L'animal manifeste au sein de l'œuvre un souci qu'en l'absence de mots plus approprié on qualifiera d'écologique, en ce sens que celui-ci nous invite en permanence à interroger et à observer l'effet de la partie sur le tout. Elle y souligne par là ce qui fait le propre de notre paysage en ce début de XXIème siècle : l'affadissement des frontières entre l'urbain et le rural, et la façon dont cela affecte l'Autre habitant de ce monde qu'est l'Animal, traversé de toutes parts par la société humaine et ses affects sans autre alternative. L'animal n'est donc ni un faire-valoir de l'humain, ni le représentant de son espèce toute entière utilisée comme symbole, ni un leitmotiv permettant de susciter à bon prix l'empathie ou le rire. Il apparaît davantage comme une figure fraternelle traversée par nos instincts, qui permet à Noémie Sauve de creuser inlassablement cet espace de l'ambivalence qui le caractérise. Tout à la fois symbole du fond des âges, et acteur de la modernité, sa sauvagerie ne nous émeut que tant que nous la produisons ; sa domestication industrielle nous effraie en même temps qu'elle nous arrange. C'est à notre milieu d'animaux civilisés qu'il faudra poser des questions.
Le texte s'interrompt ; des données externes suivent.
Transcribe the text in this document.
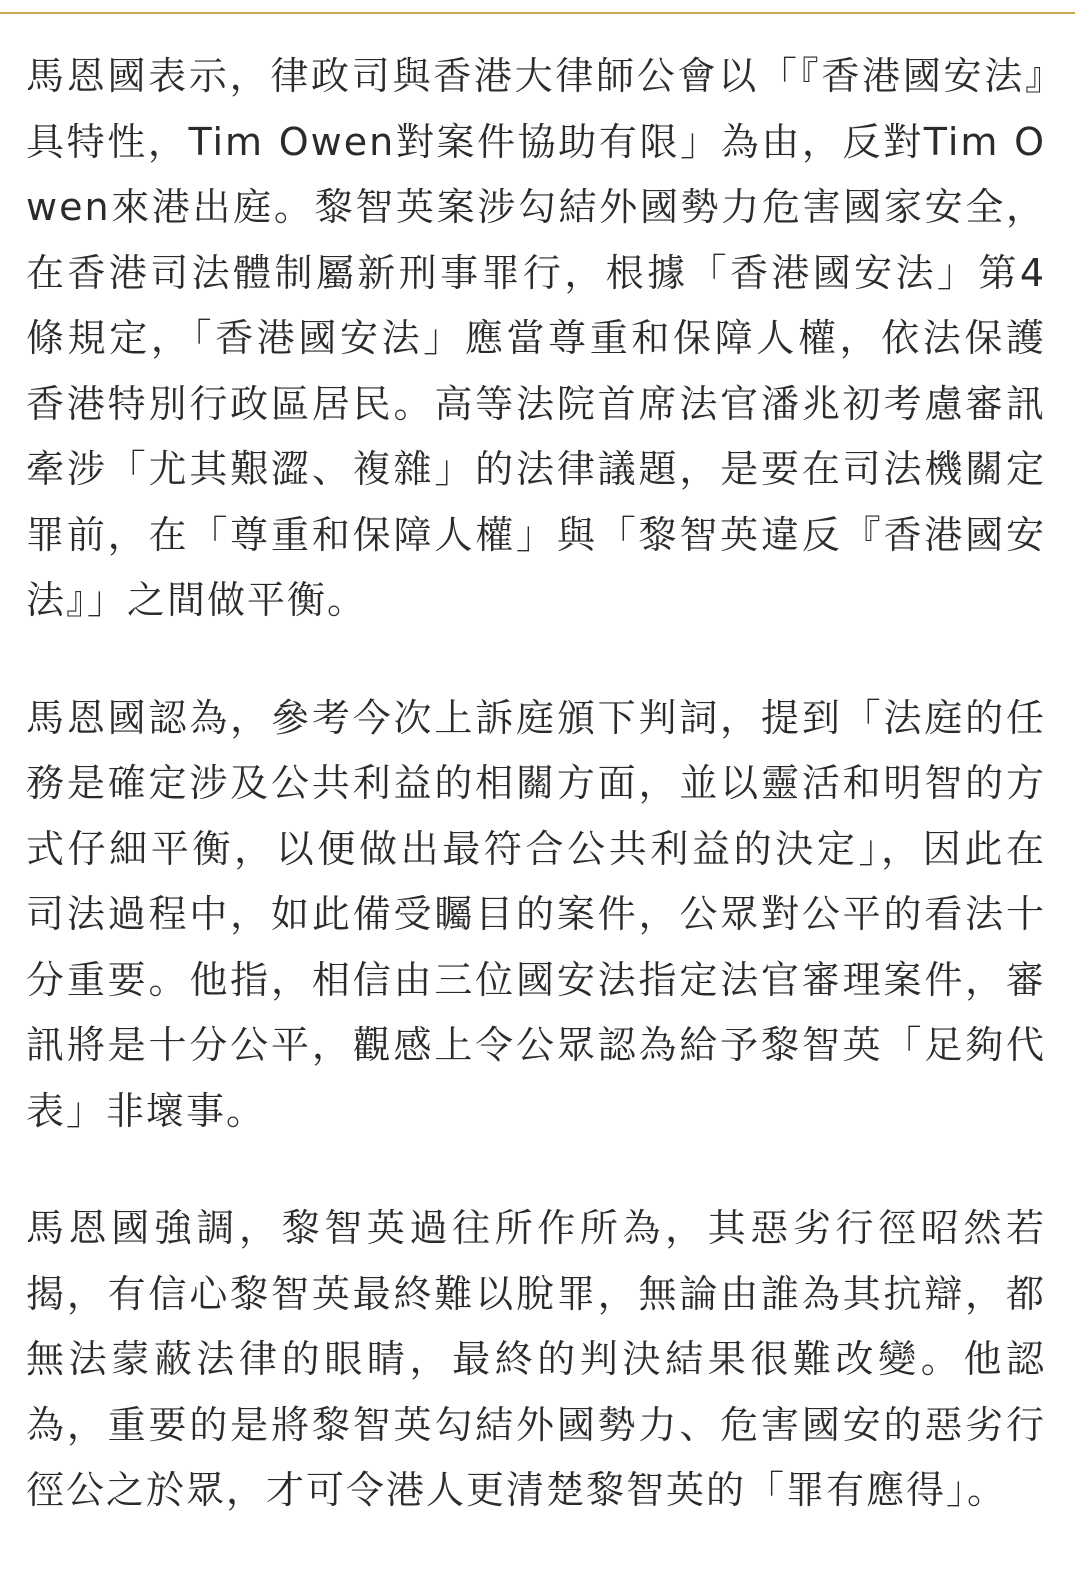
馬恩國表示，律政司與香港大律師公會以「『香港國安法』具特性，Tim Owen對案件協助有限」為由，反對Tim Owen來港出庭。黎智英案涉勾結外國勢力危害國家安全，在香港司法體制屬新刑事罪行，根據「香港國安法」第4條規定，「香港國安法」應當尊重和保障人權，依法保護香港特別行政區居民。高等法院首席法官潘兆初考慮審訊牽涉「尤其艱澀、複雜」的法律議題，是要在司法機關定罪前，在「尊重和保障人權」與「黎智英違反『香港國安法』」之間做平衡。

馬恩國認為，參考今次上訴庭頒下判詞，提到「法庭的任務是確定涉及公共利益的相關方面，並以靈活和明智的方式仔細平衡，以便做出最符合公共利益的決定」，因此在司法過程中，如此備受矚目的案件，公眾對公平的看法十分重要。他指，相信由三位國安法指定法官審理案件，審訊將是十分公平，觀感上令公眾認為給予黎智英「足夠代表」非壞事。

馬恩國強調，黎智英過往所作所為，其惡劣行徑昭然若揭，有信心黎智英最終難以脫罪，無論由誰為其抗辯，都無法蒙蔽法律的眼睛，最終的判決結果很難改變。他認為，重要的是將黎智英勾結外國勢力、危害國安的惡劣行徑公之於眾，才可令港人更清楚黎智英的「罪有應得」。
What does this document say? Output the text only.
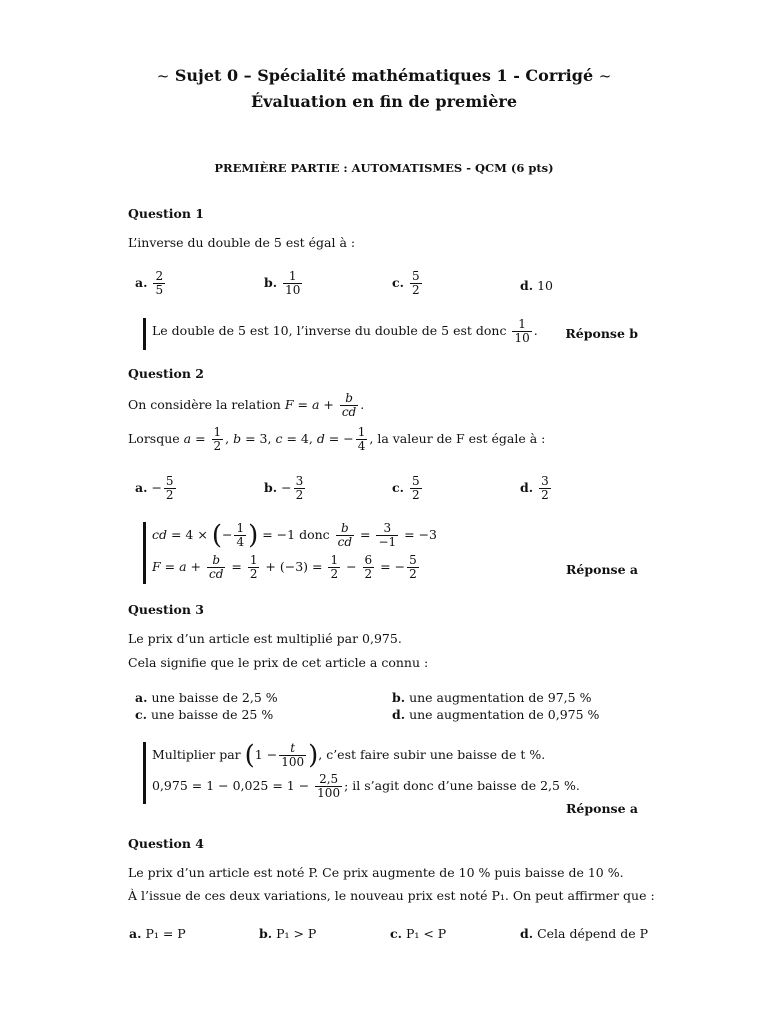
~ Sujet 0 – Spécialité mathématiques 1 - Corrigé ~
Évaluation en fin de première
PREMIÈRE PARTIE : AUTOMATISMES - QCM (6 pts)
Question 1
L’inverse du double de 5 est égal à :
a. $\frac{2}{5}$	b. $\frac{1}{10}$	c. $\frac{5}{2}$	d. 10
Le double de 5 est 10, l’inverse du double de 5 est donc $\frac{1}{10}$ . Réponse b
Question 2
On considère la relation $F = a + \frac{b}{cd}$ .
Lorsque $a = \frac{1}{2}$ , b = 3, c = 4, d = − $\frac{1}{4}$ , la valeur de F est égale à :
a. − $\frac{5}{2}$	b. − $\frac{3}{2}$	c. $\frac{5}{2}$	d. $\frac{3}{2}$
cd = 4 × (− $\frac{1}{4}$ ) = −1 donc $\frac{b}{cd} = \frac{3}{-1} = -3$
$F = a + \frac{b}{cd} = \frac{1}{2} + (-3) = \frac{1}{2} - \frac{6}{2}$ = − $\frac{5}{2}$	Réponse a
Question 3
Le prix d’un article est multiplié par 0,975.
Cela signifie que le prix de cet article a connu :
a. une baisse de 2,5 %	b. une augmentation de 97,5 %
c. une baisse de 25 %	d. une augmentation de 0,975 %
Multiplier par ($1 - \frac{t}{100}$ ), c’est faire subir une baisse de t %.
$0,975 = 1 - 0,025 = 1 - \frac{2,5}{100}$ ; il s’agit donc d’une baisse de 2,5 %.
Réponse a
Question 4
Le prix d’un article est noté P. Ce prix augmente de 10 % puis baisse de 10 %.
À l’issue de ces deux variations, le nouveau prix est noté P₁. On peut affirmer que :
a. P₁ = P	b. P₁ > P	c. P₁ < P	d. Cela dépend de P
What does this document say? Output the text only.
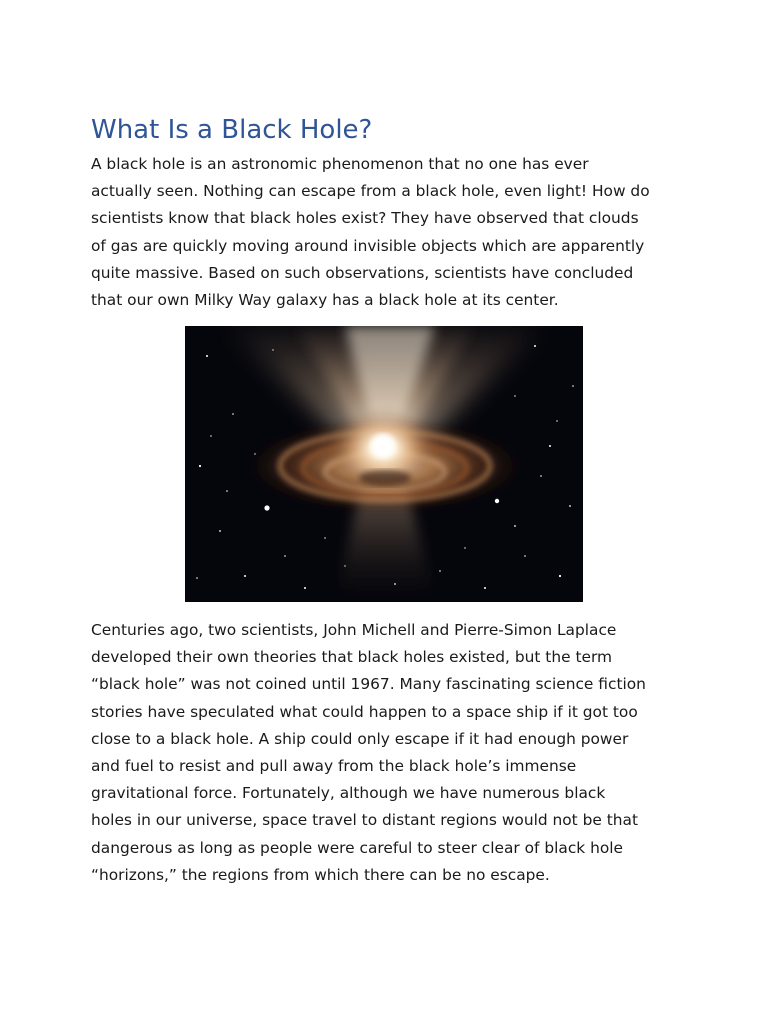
What Is a Black Hole?

A black hole is an astronomic phenomenon that no one has ever
actually seen. Nothing can escape from a black hole, even light! How do
scientists know that black holes exist? They have observed that clouds
of gas are quickly moving around invisible objects which are apparently
quite massive. Based on such observations, scientists have concluded
that our own Milky Way galaxy has a black hole at its center.

Centuries ago, two scientists, John Michell and Pierre-Simon Laplace
developed their own theories that black holes existed, but the term
“black hole” was not coined until 1967. Many fascinating science fiction
stories have speculated what could happen to a space ship if it got too
close to a black hole. A ship could only escape if it had enough power
and fuel to resist and pull away from the black hole’s immense
gravitational force. Fortunately, although we have numerous black
holes in our universe, space travel to distant regions would not be that
dangerous as long as people were careful to steer clear of black hole
“horizons,” the regions from which there can be no escape.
À de nombreux égards cette discipline insolente de tirer ces traits qui lient sans empaqueter évoque la musique : regarder cette entité pelucheuse me donne à entendre l'artiste faire patiemment émerger une figure d'un geste lancinant.  L'inlassable chk chk traînant de la pointe sur le papier nous fait ouvrir l'oroeil dont parle l'écrivain Christian Prigent. Pour jouer d'une homophonie qui ne déplairait pas à Noémie Sauve elle-même ce travail tient moins du souk que du zouk. Il s'agit moins de représenter avec art tout ce qui peut se trouver dans le monde, que par le biais de l'art, et de sa technique, de faire se rencontrer les contradictions principielles qui organisent notre monde. Faire danser ensemble, en un corps-à-corps charnel, à la cadence que leur imprime le trait de Noémie Sauve, l'amour courtois et la crudité de la pornographie, les formes savantes de représentations et l'expressivité des couleurs débridées du manga, phénomènes de modes humains et nécessairement éphémères et l'apparente éternité des symboles, la profondeur toute feinte de l'imagerie ésotérique   et la puissance de l'émotion qui traverse les animaux dépeints.